Suzuki

Si chiamava Power Free la bicicletta motorizzata con la quale Suzuki ha debuttato nel mondo delle due ruote, nel 1952

Nel 1962 la Suzuki presentò il suo primo veicolo a due ruote, con un propulsore monoclindrico da 36 cc. Con la Power Free è iniziato il percorso che ha portato Suzuki ad essere protagonista nel mondo delle due ruote a motore, a quasi cinquant’anni dall’idea di Michio Suzuki di produrre un telaio per stoffe. Tutto iniziò nel 1909, quando Suzuki, per migliorare le condizioni di lavoro e di vita di sua madre, tessitrice di stoffe, realizzò, nel laboratorio della città natale di Hamamatsu, un telaio capace di lavorare i tessuti in modo veloce, preciso e unico per l’epoca. 

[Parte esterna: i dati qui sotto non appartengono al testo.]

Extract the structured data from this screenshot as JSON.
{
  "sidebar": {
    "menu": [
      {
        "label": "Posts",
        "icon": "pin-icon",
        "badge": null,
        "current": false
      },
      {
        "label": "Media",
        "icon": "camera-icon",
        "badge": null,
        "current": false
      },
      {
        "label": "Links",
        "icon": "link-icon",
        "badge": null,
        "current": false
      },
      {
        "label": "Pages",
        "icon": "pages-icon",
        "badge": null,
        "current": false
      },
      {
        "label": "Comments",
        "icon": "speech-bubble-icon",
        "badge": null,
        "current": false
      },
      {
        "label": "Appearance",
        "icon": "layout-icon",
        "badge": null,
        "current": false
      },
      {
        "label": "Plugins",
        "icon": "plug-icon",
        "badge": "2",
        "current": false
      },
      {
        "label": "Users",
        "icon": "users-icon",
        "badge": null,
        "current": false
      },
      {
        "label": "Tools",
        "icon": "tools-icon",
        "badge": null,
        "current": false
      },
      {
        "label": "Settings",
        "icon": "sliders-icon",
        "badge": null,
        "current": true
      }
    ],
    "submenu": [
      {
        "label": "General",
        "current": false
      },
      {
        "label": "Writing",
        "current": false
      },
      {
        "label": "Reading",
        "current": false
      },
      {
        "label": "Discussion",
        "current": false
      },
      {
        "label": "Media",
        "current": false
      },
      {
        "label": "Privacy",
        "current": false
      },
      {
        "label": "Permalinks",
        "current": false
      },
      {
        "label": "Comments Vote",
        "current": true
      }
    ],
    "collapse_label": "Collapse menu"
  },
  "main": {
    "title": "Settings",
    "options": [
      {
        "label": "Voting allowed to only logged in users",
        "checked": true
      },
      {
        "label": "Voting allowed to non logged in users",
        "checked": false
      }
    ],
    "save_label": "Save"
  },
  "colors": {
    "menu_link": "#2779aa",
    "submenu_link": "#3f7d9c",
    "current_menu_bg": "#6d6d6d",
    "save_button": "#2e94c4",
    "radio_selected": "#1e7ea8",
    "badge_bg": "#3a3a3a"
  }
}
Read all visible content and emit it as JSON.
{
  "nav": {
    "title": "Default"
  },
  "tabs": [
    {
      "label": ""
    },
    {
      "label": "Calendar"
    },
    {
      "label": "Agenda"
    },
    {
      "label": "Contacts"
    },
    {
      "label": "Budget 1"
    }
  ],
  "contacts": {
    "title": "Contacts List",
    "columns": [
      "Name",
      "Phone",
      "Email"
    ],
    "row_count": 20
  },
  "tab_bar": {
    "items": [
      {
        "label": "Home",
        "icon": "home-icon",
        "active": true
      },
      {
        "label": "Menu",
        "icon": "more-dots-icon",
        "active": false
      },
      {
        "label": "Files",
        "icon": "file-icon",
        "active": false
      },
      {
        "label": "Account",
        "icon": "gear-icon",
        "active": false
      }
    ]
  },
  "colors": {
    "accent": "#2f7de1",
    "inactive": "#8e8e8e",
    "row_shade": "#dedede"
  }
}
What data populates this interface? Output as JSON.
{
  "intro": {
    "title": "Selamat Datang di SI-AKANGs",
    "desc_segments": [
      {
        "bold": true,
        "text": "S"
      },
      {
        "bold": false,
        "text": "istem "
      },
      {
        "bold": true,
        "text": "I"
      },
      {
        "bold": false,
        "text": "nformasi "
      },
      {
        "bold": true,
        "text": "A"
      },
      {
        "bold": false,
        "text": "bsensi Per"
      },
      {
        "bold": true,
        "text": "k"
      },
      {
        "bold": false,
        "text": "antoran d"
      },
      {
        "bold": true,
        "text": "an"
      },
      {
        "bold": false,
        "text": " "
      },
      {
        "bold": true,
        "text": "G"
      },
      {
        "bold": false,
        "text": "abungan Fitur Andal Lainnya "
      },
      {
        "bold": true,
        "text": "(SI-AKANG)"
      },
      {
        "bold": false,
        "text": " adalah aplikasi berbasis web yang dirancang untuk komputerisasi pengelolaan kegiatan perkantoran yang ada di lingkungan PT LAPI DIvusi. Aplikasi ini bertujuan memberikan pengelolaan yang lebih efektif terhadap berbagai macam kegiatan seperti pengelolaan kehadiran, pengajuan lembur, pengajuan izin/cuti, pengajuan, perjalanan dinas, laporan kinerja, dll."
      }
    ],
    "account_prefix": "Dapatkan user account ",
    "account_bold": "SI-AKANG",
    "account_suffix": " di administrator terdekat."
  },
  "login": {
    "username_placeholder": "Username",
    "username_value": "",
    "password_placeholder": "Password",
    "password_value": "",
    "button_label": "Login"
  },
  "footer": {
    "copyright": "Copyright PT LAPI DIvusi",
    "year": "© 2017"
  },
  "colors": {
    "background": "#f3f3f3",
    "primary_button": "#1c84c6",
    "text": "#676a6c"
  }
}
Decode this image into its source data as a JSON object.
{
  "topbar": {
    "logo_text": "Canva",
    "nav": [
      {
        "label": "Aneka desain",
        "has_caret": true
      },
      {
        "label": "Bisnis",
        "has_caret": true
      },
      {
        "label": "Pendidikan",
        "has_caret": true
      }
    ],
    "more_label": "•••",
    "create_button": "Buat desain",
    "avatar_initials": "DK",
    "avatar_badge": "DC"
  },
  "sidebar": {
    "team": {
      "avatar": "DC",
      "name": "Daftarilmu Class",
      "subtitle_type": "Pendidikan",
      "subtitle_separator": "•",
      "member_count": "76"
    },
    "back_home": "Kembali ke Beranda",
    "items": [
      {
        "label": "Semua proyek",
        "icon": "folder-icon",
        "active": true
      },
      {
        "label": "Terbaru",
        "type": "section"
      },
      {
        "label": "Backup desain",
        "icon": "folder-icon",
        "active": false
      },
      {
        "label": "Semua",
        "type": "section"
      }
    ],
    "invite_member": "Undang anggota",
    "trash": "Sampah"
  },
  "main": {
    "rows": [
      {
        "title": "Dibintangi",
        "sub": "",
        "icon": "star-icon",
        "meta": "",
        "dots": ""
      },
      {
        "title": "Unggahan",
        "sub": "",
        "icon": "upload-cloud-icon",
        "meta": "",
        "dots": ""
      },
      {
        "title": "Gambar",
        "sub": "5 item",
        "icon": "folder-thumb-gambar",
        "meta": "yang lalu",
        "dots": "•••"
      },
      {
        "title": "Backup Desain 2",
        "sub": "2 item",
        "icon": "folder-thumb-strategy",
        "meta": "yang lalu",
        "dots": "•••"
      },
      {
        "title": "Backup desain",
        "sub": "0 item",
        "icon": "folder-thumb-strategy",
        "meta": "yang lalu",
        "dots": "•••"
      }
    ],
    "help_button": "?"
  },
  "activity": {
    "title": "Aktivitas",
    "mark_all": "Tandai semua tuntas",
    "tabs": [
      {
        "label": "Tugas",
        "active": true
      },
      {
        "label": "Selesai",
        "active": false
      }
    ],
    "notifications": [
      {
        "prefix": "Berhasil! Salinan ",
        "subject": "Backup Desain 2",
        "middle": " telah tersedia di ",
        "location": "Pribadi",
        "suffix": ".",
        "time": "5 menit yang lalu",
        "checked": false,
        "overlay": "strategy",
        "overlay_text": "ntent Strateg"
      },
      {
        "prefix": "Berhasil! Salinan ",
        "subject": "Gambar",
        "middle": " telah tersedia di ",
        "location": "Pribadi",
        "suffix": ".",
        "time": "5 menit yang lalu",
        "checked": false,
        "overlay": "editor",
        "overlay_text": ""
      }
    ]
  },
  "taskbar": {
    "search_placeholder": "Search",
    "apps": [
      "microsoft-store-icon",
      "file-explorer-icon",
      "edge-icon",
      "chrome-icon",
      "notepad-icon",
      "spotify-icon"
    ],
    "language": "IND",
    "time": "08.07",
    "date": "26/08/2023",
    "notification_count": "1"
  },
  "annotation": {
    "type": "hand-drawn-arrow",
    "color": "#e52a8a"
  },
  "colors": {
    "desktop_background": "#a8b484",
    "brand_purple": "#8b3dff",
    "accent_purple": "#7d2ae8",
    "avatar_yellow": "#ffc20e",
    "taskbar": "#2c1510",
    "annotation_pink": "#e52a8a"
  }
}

La costruzione di telai per la tessitura fu un’attività che portò Suzuki a una crescita significativa nel corso dei decenni, fino allo scoppio della seconda guerra mondiale. Alla fine del conflitto, Suzuki iniziò a valutare l’ingresso in altri settori merceologici, a cominciare dalla mobilità. Per avviare la produzione, Suzuki decise di appoggiarsi a vari fornitori esterni, scegliendo di occuparsi internamente solo del motore e dei componenti che gli gravitavano attorno. Un gruppo di 10 Power Free, guidato da Shinzo Suzuki e Yoshichica Maruyama partecipò, il 1 maggio, alla parata del Festival di Hamamatsu, attirando la curiosità del pubblico che era lungo le strade, mentre il 5 giugno dello stesso anno la Power Free fu esposta e per la prima volta messa in vendita su prenotazione in uno stand di fronte alla Camera di Commercio e dell’Industria ad Hamamatsu.